Peregrine Storrs-Fox, TT Club’s Risk Management Director, said there were many problem areas to address and that the campaign is seeking significant cultural and behavioural change.
He said that the greatest risk of potential disaster came from wrongly classified, labelled, packed or inaccurately identified dangerous commodities.
“Certain elements may require legislative action, enforcement and inspection and there are great challenges in the field of technological development. Above all, there is a need for all involved in the supply chain to have a realistic perception of risk and a responsible attitude towards liability,” said Storrs-Fox.
Improving cargo declaration efficiency and compliance is one way of reducing DG risk.

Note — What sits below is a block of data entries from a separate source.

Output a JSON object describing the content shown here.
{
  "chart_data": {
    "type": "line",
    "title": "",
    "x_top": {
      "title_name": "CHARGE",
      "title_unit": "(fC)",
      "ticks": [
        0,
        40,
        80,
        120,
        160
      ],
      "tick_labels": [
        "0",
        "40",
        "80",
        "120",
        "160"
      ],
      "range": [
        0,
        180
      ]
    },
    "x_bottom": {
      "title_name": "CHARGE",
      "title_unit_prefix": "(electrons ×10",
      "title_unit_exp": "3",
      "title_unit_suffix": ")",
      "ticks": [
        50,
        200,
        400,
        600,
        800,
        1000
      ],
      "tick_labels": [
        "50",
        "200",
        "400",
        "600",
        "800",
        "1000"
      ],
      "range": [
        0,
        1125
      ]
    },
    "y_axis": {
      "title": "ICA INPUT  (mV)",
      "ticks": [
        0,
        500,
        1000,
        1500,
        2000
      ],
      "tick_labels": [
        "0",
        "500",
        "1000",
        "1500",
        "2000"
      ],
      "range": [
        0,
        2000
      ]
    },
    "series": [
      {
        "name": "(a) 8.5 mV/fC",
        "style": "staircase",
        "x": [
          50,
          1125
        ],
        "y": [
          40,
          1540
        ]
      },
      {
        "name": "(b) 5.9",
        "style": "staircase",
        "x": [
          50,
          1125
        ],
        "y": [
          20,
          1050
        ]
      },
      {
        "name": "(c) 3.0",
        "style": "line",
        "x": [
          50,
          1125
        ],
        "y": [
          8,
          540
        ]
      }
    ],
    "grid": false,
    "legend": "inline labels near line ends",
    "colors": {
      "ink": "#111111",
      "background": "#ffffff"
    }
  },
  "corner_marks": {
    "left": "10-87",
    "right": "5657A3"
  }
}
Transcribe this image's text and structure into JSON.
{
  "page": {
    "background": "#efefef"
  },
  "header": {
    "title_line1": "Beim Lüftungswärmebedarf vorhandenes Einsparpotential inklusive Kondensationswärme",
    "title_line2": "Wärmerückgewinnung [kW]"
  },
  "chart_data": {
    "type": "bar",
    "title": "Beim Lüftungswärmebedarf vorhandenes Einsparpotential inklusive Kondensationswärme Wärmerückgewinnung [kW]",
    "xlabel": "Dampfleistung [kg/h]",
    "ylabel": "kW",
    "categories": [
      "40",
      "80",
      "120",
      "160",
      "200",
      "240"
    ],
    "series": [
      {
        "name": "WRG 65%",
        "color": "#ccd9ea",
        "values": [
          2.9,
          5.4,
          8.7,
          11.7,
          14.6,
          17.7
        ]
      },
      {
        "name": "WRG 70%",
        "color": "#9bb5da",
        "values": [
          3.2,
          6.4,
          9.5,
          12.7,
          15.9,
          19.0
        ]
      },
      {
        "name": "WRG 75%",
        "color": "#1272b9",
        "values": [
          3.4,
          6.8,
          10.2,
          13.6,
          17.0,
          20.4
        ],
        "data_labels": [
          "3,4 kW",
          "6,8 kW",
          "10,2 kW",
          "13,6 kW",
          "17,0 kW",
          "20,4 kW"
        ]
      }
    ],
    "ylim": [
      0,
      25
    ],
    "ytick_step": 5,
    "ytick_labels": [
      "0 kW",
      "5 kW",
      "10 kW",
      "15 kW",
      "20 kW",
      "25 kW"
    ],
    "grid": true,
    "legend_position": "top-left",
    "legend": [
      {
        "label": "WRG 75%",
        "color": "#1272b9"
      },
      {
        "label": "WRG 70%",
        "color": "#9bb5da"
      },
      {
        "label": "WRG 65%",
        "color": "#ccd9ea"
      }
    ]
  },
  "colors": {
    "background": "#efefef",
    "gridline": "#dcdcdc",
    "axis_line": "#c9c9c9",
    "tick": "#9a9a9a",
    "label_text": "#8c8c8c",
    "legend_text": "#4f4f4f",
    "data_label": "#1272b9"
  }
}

TT Club is promoting the use of Exis Technologies’ Hazcheck Restrictions Portal – a software solution designed to identify and streamline the complexity of DG regulations and protocols imposed by carriers and ports around the world.
In addition to the tragic cost of life to seafarers already performing one of the world’s most dangerous jobs, containership fires cause significant and costly supply chain disruption.
Consider the fate of the 7500-TEU Yantian Express and the 9200-TEU APL Vancouver, both of which suffered fires in January. In both cases, the carriers declared general average (GA), the maritime law whereby all cargo owners proportionally share damage and salvage costs. Aside from the delay in receiving their undamaged cargo, shippers without insurance may also have their cargo seized and auctioned to pay for the GA.
Meanwhile, another likely consequence of the apparent uptick in containership fires is increased container inspections. For example, following the tragic fire aboard the 15,262-TEU Maersk Honam in March 2018, Maersk announced this January that it had begun a physical container inspection pilot within North America.
The carrier said the data collected by randomly inspecting import and export containers would be used to develop procedures that better ensure the accuracy of cargo descriptions provided by shippers.
Maersk said it is paying for the inspections, but added if any ‘corrective action’ is required, then the cost would be charged to the shipper or consignee. “If a container is discovered to be inadequately stuffed, lashed, and secured, or found to contain mismatching cargo compared to the given declaration, it may be necessary to take corrective actions for onward transportation.”